Tuesday, October 25, 2011

Babysitting Appreciated Greatly

Slumlorddomness is not the ideal fantasy life I was anticipating....

You could say that this rental property has taken our lives by slow storm, creeping in with it's hidden needs and messes.....something that we thought we were prepared for two weeks ago...

Around day 9, both my husband and I looked at each other and asked ourselves what we were doing. One day off a week was  not going anywhere near to reviving us from work/home/work/sleep/repeat.

Day 10 brought us face to face for a heart to heart talk about money, relationships and priorities. The Big Three. The outcome of the exhausted conversation, complete with a few tears and hysterical laughing....was that we needed some babysitting for this new baby.

Actually, the outcome of the conversation was that we both agreed it's cheaper to hire someone to work at our investment property than pay someone for mental health support and divorce.

I am very proud of my husband for asking someone else to install the kitchen I just spent Saturday putting together in the living room. Someone else will paint the smoked in basement suite. Someone else will fix the eaves troughs. Thank God, someone else is hauling away the garbage, I don't care how many times BFI has to come over....

Funny thing is, Craig and I have been working on a sermon he has to give this weekend at his J-Men's retreat. And the more that we talk about how God provides....the more we think about this house and all the aspects of it; the renting, the fixing, the purpose of it all. It has prompted my husband to encourage me to let the house rest while we rest, trusting God to help us get what we need to get done, done in time.

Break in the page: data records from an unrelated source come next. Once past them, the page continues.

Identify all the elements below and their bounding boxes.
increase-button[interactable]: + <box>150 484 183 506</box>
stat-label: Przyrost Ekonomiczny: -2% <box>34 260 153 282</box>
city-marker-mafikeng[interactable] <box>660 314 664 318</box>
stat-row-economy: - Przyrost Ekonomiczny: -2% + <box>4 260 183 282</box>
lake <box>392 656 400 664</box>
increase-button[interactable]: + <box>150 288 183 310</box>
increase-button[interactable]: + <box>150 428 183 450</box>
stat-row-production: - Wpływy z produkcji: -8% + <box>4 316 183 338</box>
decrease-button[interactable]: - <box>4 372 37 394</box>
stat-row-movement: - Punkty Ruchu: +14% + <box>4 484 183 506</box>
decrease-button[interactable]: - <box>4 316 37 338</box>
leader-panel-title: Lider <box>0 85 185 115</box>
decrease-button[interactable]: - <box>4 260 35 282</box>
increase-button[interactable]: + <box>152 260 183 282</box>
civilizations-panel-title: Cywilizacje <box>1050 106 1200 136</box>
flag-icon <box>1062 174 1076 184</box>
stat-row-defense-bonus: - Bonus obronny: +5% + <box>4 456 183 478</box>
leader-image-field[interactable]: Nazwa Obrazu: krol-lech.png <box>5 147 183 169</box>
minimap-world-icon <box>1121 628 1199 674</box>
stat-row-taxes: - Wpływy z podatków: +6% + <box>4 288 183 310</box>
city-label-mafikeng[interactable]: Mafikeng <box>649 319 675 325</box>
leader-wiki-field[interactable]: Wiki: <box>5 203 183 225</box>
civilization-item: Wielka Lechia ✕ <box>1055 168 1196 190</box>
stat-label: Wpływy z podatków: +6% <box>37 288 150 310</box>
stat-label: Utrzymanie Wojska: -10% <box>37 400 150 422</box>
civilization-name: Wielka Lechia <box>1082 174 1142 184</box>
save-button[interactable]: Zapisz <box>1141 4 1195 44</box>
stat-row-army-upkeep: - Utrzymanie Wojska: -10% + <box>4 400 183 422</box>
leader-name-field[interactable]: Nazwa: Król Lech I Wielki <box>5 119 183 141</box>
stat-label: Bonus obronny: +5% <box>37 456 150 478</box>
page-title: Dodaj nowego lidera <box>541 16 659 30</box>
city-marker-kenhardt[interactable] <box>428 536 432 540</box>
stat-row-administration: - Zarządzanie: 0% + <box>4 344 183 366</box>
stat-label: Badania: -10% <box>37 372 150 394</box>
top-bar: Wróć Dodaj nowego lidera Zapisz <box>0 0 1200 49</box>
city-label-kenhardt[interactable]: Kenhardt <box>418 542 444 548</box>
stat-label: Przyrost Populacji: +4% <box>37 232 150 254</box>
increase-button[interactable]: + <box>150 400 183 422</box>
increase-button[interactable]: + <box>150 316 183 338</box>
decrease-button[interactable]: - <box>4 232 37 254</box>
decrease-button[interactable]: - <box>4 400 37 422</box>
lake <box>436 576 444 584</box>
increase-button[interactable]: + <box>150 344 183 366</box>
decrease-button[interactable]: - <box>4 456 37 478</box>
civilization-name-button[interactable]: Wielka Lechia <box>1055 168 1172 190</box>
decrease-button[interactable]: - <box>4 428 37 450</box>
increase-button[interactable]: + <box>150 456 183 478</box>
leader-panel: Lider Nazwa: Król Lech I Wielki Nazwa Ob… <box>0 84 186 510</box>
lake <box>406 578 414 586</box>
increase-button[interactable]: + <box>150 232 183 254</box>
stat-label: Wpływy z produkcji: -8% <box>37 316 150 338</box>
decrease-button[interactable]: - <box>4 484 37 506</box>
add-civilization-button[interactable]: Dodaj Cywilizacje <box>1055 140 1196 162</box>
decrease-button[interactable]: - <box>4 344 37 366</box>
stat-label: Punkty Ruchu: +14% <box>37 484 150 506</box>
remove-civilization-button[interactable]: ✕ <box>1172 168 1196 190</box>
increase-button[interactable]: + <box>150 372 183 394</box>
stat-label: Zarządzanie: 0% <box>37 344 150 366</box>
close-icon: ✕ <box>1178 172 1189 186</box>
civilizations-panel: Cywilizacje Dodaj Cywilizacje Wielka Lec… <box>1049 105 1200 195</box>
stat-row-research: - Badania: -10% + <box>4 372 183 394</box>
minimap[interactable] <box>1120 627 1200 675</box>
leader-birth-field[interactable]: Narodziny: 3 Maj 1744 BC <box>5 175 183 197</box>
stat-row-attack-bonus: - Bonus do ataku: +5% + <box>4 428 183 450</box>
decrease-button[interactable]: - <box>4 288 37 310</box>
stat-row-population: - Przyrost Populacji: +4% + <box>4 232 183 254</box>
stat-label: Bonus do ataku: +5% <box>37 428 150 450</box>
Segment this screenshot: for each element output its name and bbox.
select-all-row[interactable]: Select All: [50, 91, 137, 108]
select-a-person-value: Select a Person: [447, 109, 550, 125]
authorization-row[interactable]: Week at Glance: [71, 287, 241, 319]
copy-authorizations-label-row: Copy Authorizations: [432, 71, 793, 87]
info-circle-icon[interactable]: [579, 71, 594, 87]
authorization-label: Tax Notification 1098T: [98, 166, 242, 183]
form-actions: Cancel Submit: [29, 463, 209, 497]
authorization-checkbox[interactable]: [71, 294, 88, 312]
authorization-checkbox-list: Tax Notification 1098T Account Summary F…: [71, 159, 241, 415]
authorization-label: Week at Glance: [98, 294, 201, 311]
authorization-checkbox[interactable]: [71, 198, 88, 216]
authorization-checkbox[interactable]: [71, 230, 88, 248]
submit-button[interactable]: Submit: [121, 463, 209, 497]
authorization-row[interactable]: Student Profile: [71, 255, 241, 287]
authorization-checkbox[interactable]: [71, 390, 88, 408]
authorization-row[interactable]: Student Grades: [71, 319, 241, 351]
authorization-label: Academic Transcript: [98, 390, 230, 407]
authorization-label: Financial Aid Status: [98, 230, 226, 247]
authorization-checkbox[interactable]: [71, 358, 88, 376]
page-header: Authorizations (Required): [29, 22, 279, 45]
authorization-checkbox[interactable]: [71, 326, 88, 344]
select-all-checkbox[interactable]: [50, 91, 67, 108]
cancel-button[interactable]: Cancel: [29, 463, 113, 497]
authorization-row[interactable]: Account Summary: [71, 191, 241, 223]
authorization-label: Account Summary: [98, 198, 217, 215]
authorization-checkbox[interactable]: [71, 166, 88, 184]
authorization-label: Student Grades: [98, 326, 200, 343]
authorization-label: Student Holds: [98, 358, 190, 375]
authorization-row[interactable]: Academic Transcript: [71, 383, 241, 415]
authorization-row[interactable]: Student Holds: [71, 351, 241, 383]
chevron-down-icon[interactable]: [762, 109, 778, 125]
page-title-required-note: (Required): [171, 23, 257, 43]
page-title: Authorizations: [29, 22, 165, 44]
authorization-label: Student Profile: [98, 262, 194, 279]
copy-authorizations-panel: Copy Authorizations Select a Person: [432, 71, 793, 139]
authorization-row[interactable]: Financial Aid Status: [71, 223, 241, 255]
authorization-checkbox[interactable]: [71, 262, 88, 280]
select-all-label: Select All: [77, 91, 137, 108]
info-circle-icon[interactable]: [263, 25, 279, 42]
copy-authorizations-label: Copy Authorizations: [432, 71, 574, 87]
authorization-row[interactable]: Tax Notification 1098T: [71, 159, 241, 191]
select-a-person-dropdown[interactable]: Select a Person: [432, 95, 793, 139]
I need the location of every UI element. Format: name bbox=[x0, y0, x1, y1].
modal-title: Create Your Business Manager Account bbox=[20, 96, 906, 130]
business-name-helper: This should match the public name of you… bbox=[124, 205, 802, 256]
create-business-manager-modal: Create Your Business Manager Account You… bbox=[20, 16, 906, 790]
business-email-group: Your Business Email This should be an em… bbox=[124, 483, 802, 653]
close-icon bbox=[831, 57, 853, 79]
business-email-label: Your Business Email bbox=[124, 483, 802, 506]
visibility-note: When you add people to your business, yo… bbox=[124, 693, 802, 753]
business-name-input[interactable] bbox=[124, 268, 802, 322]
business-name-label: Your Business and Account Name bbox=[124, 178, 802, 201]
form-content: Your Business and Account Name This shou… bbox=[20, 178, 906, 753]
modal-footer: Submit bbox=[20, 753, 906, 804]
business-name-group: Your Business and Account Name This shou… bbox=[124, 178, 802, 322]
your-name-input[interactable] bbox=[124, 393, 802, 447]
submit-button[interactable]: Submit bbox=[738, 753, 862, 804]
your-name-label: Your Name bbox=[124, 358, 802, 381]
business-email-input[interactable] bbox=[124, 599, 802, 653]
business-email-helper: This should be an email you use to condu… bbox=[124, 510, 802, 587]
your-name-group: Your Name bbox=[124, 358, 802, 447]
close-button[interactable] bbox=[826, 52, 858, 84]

That was a gift in itself, a new part of our relationship, something I value deeply right now.

This is a good time for this kind of reflection on God, as our prospective awesome clients have now pulled out and there are only 6 days left in the month.......I tell myself, if God can look after the birds, who don't give a damn about anything.....He is surely big enough to look after my needs....the ones that I really care about and spend my time thinking about.

Today, I am going to trade all the time that I would spend on worrying about the rental property and it's needs...and I am going to spend that time worshipping a God who loves to lavish his children with gifts they don't deserve....like awesome spouses, beautiful Fall colors, gorgeous stars in the sky, sunsets that make me breathless, free salvation, and of course, the miracle of chocolate. I am going to accept the gifts that God wants to give to me like peace, and joy and love and security in Him....and even the growing pains that come with letting Him teach me how to be more like him in the midst of a stressful new baby....

My God is a provider...and that is keeping me going today.....what is keeping you going?